Though they never met, my father continued to feel close to Larkin, and took me – then aged eighteen – to his memorial service at Westminster Abbey in February 1986. The event was open to the public, and we sat at the back along with hundreds of other ‘poetry-lovers’, as Larkin would no doubt have hated to hear us called (it probably wasn’t true of plenty of those there, including me, who didn’t much like poetry in general, just Larkin’s). It was a memorable occasion, with a jazz sextet playing Sidney Bechet and Bix Beiderbecke and a stentorian reading from Ecclesiastes by Ted Hughes. Jill Balcon read a selection of Larkin’s verse, including ‘Church Going’. I couldn’t recall whether any mention was made of Larkin’s fear of death and his certainty that it meant oblivion, but the order of service, available in the abbey’s online archive, makes clear that it was. At the start of the service the sub-dean quoted from ‘Aubade’:
We give thanks for his intellectual integrity which would not allow him to accept the consolations of a faith which he could not share and which would have delivered him from a fear of dying by which all his life he was haunted. Of this he frequently wrote or spoke and never more movingly than in the lines:
This is a special way of being afraid
No trick dispels. Religion used to try
That vast, moth-eaten musical brocade
Created to pretend we never die.Now we commend him to the God who is the loving Father of all, of those who cannot yet believe in Him as well as those who do, with the assurance that, his fears dispelled, he now shares our rejoicing in eternal life, the gift of that Risen Lord who here on earth he did not yet know.

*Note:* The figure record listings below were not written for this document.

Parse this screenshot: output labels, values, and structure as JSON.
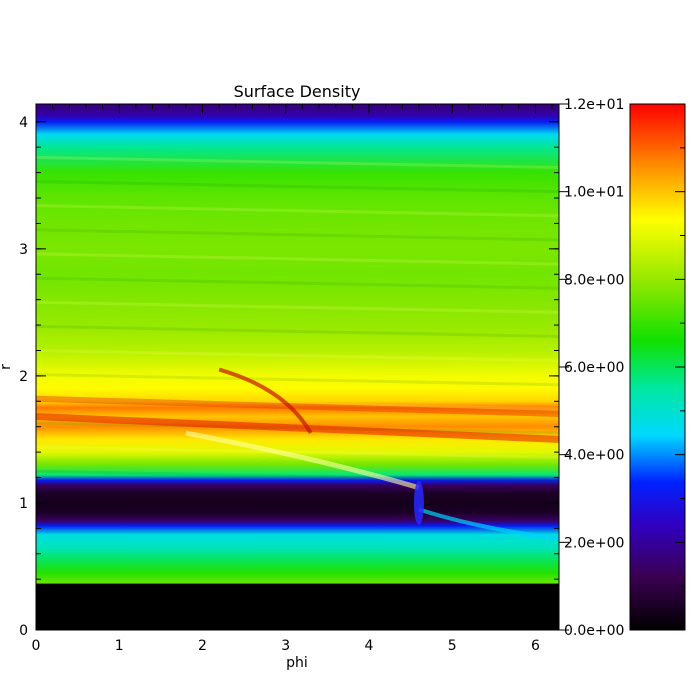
{
  "chart_data": {
    "type": "heatmap",
    "title": "Surface Density",
    "xlabel": "phi",
    "ylabel": "r",
    "xlim": [
      0,
      6.283
    ],
    "ylim": [
      0,
      4.14
    ],
    "x_ticks": [
      0,
      1,
      2,
      3,
      4,
      5,
      6
    ],
    "y_ticks": [
      0,
      1,
      2,
      3,
      4
    ],
    "x_tick_labels": [
      "0",
      "1",
      "2",
      "3",
      "4",
      "5",
      "6"
    ],
    "y_tick_labels": [
      "0",
      "1",
      "2",
      "3",
      "4"
    ],
    "colorbar": {
      "min": 0,
      "max": 12,
      "ticks": [
        0,
        2,
        4,
        6,
        8,
        10,
        12
      ],
      "tick_labels": [
        "0.0e+00",
        "2.0e+00",
        "4.0e+00",
        "6.0e+00",
        "8.0e+00",
        "1.0e+01",
        "1.2e+01"
      ],
      "colormap": "rainbow"
    },
    "radial_profile": {
      "r": [
        0.0,
        0.36,
        0.37,
        0.45,
        0.55,
        0.65,
        0.75,
        0.82,
        0.86,
        0.92,
        1.0,
        1.08,
        1.14,
        1.18,
        1.22,
        1.3,
        1.4,
        1.5,
        1.6,
        1.68,
        1.75,
        1.8,
        1.9,
        2.0,
        2.1,
        2.2,
        2.4,
        2.6,
        2.8,
        3.0,
        3.2,
        3.4,
        3.6,
        3.8,
        3.9,
        4.0,
        4.05,
        4.1,
        4.14
      ],
      "density": [
        0.0,
        0.0,
        7.5,
        6.8,
        6.0,
        5.2,
        4.8,
        3.2,
        1.4,
        0.6,
        0.4,
        0.6,
        1.4,
        3.2,
        5.8,
        7.6,
        9.0,
        9.6,
        10.6,
        10.0,
        10.8,
        9.8,
        9.4,
        9.2,
        8.8,
        8.4,
        8.0,
        7.8,
        7.6,
        7.7,
        7.6,
        7.4,
        7.0,
        5.6,
        4.6,
        3.2,
        2.2,
        1.8,
        1.7
      ]
    },
    "planet": {
      "phi": 4.6,
      "r": 1.0
    }
  }
}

That’s one way to do it. In a valedictory poem published in the LRB (6 February 1986), Clive James made a similar point, though less unctuously:
A bedside manner in your graveyard tone
Suggests that at the last we aren’t alone.

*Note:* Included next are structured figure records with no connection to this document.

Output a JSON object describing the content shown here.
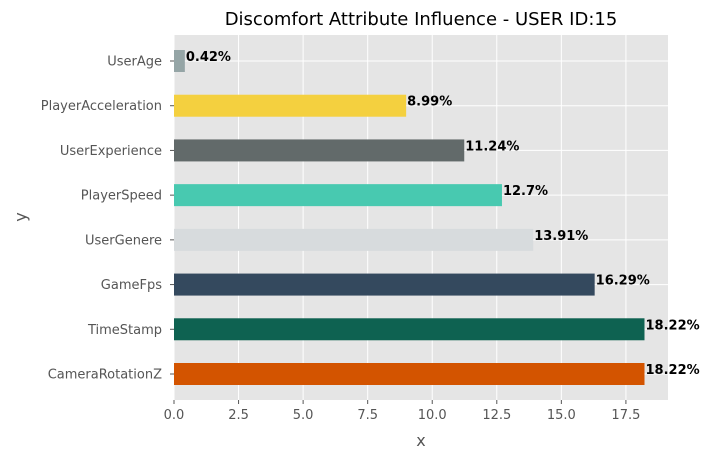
{
  "chart_data": {
    "type": "bar",
    "orientation": "horizontal",
    "title": "Discomfort Attribute Influence - USER ID:15",
    "xlabel": "x",
    "ylabel": "y",
    "xlim": [
      0,
      19.13
    ],
    "xticks": [
      0.0,
      2.5,
      5.0,
      7.5,
      10.0,
      12.5,
      15.0,
      17.5
    ],
    "xtick_labels": [
      "0.0",
      "2.5",
      "5.0",
      "7.5",
      "10.0",
      "12.5",
      "15.0",
      "17.5"
    ],
    "grid": true,
    "style": "ggplot",
    "categories": [
      "UserAge",
      "PlayerAcceleration",
      "UserExperience",
      "PlayerSpeed",
      "UserGenere",
      "GameFps",
      "TimeStamp",
      "CameraRotationZ"
    ],
    "values": [
      0.42,
      8.99,
      11.24,
      12.7,
      13.91,
      16.29,
      18.22,
      18.22
    ],
    "value_labels": [
      "0.42%",
      "8.99%",
      "11.24%",
      "12.7%",
      "13.91%",
      "16.29%",
      "18.22%",
      "18.22%"
    ],
    "colors": [
      "#95a5a6",
      "#f4d03f",
      "#626a6a",
      "#48c9b0",
      "#d7dbdd",
      "#34495e",
      "#0e6251",
      "#d35400"
    ]
  }
}
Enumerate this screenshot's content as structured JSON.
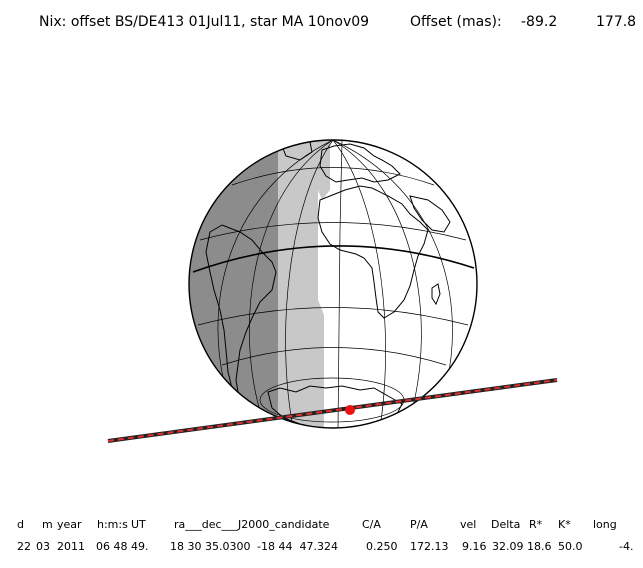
{
  "header": {
    "title": "Nix: offset BS/DE413 01Jul11, star MA 10nov09",
    "offset_label": "Offset (mas):",
    "offset_x": "-89.2",
    "offset_y": "177.8"
  },
  "colors": {
    "night_dark": "#8c8c8c",
    "twilight": "#c8c8c8",
    "day": "#ffffff",
    "track_line": "#222222",
    "track_dash": "#e03030",
    "closest_point": "#ee1111"
  },
  "table": {
    "headers": [
      "d",
      "m",
      "year",
      "h:m:s",
      "UT",
      "ra___dec___J2000_candidate",
      "C/A",
      "P/A",
      "vel",
      "Delta",
      "R*",
      "K*",
      "long"
    ],
    "values": [
      "22",
      "03",
      "2011",
      "06 48 49.",
      "18 30 35.0300",
      "-18 44  47.324",
      "0.250",
      "172.13",
      "9.16",
      "32.09",
      "18.6",
      "50.0",
      "-4."
    ]
  }
}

You wouldn’t have agreed, of course. You said
Without equivocation that life ends
With him who lived it definitely dead
And buried, after which event he tends
To spend a good deal less time with his friends.

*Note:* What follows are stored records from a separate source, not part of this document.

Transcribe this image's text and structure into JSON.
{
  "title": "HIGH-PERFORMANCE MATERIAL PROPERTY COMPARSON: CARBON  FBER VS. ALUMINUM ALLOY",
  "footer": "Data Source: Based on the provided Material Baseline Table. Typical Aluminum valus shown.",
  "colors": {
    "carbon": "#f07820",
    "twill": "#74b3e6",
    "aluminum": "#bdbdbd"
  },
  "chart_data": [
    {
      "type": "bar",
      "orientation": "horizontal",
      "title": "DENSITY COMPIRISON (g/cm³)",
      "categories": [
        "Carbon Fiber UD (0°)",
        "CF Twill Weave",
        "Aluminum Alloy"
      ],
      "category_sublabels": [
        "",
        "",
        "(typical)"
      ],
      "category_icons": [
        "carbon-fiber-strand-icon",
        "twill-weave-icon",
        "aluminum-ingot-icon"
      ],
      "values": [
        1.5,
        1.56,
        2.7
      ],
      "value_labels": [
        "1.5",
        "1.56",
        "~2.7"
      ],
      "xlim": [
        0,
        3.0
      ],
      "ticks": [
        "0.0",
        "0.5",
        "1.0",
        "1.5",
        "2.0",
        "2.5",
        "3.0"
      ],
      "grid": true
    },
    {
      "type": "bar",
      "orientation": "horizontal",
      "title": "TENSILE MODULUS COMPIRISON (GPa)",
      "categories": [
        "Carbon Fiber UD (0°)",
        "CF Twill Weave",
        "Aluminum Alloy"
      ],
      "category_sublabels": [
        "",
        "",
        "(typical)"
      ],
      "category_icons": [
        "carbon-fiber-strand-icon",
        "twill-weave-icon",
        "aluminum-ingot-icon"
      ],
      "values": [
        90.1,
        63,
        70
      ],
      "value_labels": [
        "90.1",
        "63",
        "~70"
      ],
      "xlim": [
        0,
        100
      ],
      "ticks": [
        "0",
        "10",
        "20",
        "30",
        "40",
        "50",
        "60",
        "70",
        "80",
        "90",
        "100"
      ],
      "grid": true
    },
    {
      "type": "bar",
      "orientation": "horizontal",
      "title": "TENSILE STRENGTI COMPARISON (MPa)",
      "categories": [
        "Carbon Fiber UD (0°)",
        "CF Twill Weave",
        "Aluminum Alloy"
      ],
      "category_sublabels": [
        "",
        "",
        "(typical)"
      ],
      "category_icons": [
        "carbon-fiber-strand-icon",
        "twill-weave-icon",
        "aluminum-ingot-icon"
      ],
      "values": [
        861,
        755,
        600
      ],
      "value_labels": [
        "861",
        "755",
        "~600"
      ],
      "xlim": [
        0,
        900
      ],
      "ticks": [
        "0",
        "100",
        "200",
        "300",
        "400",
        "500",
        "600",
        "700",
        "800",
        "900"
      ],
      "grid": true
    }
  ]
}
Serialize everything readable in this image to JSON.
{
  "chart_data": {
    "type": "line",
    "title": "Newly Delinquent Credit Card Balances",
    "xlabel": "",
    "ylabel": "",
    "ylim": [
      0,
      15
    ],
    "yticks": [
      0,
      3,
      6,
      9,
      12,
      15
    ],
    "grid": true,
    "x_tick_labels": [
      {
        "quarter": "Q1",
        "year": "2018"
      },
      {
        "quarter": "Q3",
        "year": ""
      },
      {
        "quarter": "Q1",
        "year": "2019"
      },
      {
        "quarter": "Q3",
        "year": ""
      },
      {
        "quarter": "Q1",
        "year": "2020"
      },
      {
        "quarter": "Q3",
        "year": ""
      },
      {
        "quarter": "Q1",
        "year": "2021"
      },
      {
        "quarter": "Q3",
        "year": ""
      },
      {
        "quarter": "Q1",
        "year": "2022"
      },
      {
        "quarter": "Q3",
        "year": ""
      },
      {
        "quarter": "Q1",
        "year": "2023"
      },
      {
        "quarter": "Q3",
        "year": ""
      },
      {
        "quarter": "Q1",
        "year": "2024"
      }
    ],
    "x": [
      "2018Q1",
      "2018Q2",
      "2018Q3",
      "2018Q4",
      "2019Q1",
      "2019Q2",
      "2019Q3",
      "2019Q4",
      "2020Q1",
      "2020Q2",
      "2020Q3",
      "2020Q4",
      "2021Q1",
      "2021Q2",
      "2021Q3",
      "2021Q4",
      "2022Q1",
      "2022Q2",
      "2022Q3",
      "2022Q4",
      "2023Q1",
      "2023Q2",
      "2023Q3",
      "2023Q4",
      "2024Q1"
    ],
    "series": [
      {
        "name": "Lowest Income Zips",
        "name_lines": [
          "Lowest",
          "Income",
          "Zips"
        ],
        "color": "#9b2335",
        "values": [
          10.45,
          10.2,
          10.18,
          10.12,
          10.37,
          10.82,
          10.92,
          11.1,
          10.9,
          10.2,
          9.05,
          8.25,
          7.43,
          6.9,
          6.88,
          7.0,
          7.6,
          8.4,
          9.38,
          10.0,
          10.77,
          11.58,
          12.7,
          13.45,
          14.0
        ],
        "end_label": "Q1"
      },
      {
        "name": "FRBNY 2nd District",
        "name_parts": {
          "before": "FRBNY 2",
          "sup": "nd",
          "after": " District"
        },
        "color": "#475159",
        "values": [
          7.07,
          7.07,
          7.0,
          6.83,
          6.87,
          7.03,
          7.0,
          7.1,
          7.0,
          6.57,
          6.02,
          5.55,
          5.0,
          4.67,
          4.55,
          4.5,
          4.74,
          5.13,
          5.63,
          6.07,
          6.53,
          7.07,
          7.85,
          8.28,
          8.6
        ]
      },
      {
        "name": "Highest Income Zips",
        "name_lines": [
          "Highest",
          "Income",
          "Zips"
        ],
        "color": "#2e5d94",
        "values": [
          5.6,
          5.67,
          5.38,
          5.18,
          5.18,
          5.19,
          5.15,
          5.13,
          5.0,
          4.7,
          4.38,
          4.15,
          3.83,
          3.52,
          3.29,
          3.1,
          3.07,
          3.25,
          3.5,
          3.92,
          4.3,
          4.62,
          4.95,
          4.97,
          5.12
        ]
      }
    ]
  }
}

But you aren’t here to argue. Where you are
By now is anybody’s guess but yours.
My father, a lifelong atheist who never wavered in his conviction that there was nothing next, died in December aged 86, after a long illness. He was diagnosed with a slowly fatal heart condition a few years ago, but outlived the prognosis he was given then. In April he survived Covid-19. At the end, when he had stopped eating and his GP gave him a couple of days to live, he clung on tenaciously for two weeks. Perhaps his fear of dying had something to do with it, but he didn’t seem afraid. Indeed, in his later years he conformed to the suggestion in his exchange with Larkin that age diminishes and perhaps even extinguishes the terror. I can’t remember him mentioning it after about the age of seventy. Unlike Larkin’s end, my father’s final months were relatively peaceful. He was calm and uncomplaining throughout. He died at home. I happened to be with him at the end. After a day when he had found it hard to breathe, he became peaceful again towards midnight and slept. I fell asleep too and twenty minutes later was woken by the fact that the room had become completely silent and still. I have never been present before when someone has died. I was deeply struck by a feeling that the step from the half-life my father had been leading to no life at all was less significant than the earlier step from his full life to his bedbound one. Dying did not seem something to be afraid of. As we – my mother, my younger sister and I – sat up in the small hours waiting for the funeral home to take his body, we drank whisky in his honour and found ourselves reading Larkin’s letter, which he had meticulously filed among his correspondence. It was oddly comforting if not exactly consoling. But we decided against reading ‘Aubade’, which he had filed alongside it.